Notable Austrian economist Ludwig von Mises writes in Economic Policy, “And people are different, they are unequal. They always will be.” Mises continues, “There are some people who are more gifted in one subject and less in another.”
It’s reasonable to believe that Mises would have had his throat jumped down by social psychologists because of this particular position. Today, we are told by professionals and academics that creating a separation between those who excel and those who can’t only hurt our society in the long run. The mantra “everybody is equal” and “everybody is special” has been promoted since I’ve been alive; perhaps it’s been promoted even longer.
Look, I’m not a gifted student. I’m not a gifted athlete. Hell, my wife tells me that I’m not a gifted lover, but I’m okay with these truths. I would rather know the truth or hear the truth than believe a lie that “we are all equal.”
I’m glad we’re not all equal. I’m glad we, as a society, have different gifts, talents, and abilities. I wouldn’t want to watch the Super Bowl with two teams with rosters full of people like me. That would be incredibly boring! I’m glad there are people smarter than me that conduct incredible research, write fascinating books, and create things for me to buy, wear, and drive.
According to Mises, it’s the people who don’t follow the status quo that perpetuate the success that is Capitalism. Mises writes, “If a man has an idea, he will try to find a few people who are clever enough to realize the value of his idea.” Many people have ideas. Some ideas will never materialize into products or goods. Other ideas become products or goods but really should have stayed in the idea phase of creativity (anybody remember the Vibrating Ab belt?)
The entrepreneur, because of his or gifts, talents, and abilities, makes use of the Capitalist economy for his or her benefit. He or she may see an avenue in which a current product or process can be perfected. Or he or she may invent a product, sell it, and reap a handsome profit. And all the while the entrepreneur may or may not pay others for their expertise and knowledge and insight.
Either way, society is better off because the entrepreneur did something other than follow the status quo. Society is better off because the entrepreneur took risk, assessed the future, analyzed the past, and made decisions. The entrepreneur is the driving force of change in the dynamic economic system. And, as was discussed in class, the role of the entrepreneur is constantly overlooked by neo-classical economists.

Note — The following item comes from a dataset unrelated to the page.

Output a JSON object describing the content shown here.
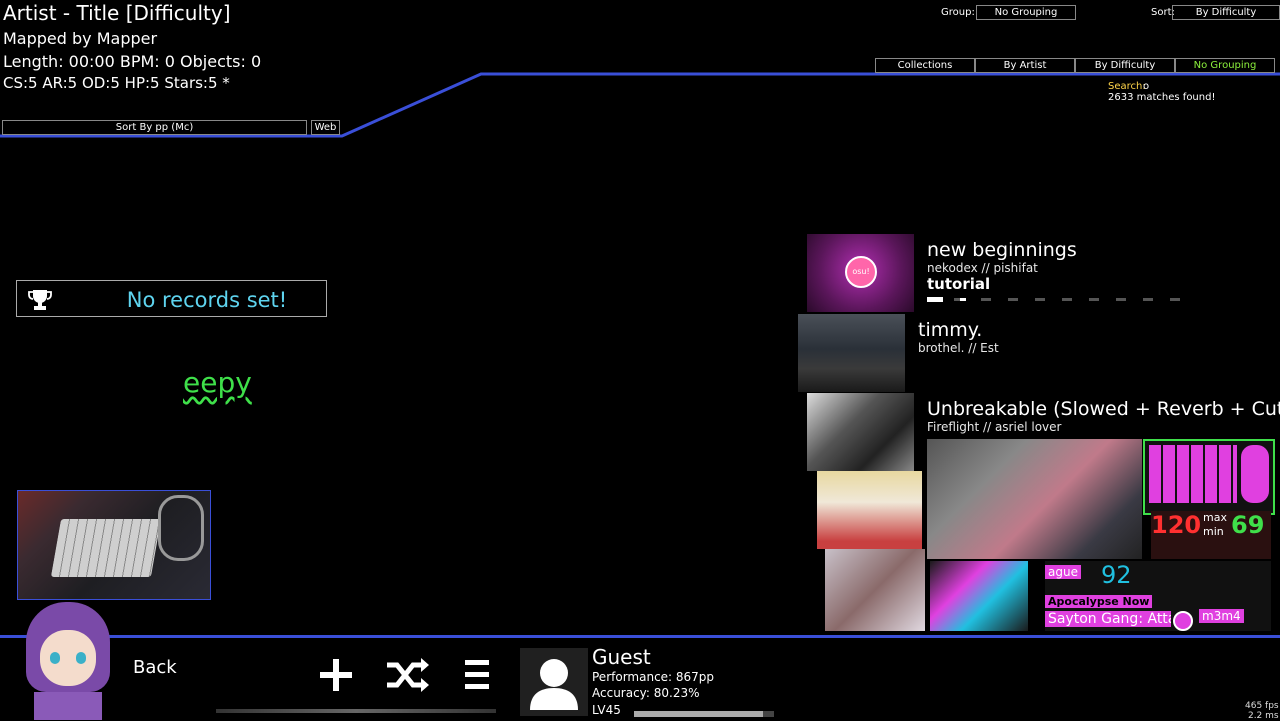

People are different and people are unequal in talents, abilities, and skills. The entrepreneur recognizes this and utilizes this truth to his or her advantage. The entrepreneur may have a vision, but he or she certainly surrounds themselves with qualified staff to execute that vision. In this case we how differing talents, abilities, and skills are orchestrated and implemented to build a business, sell a product, or provide a service.
People are different and people are unequal…it’s truth.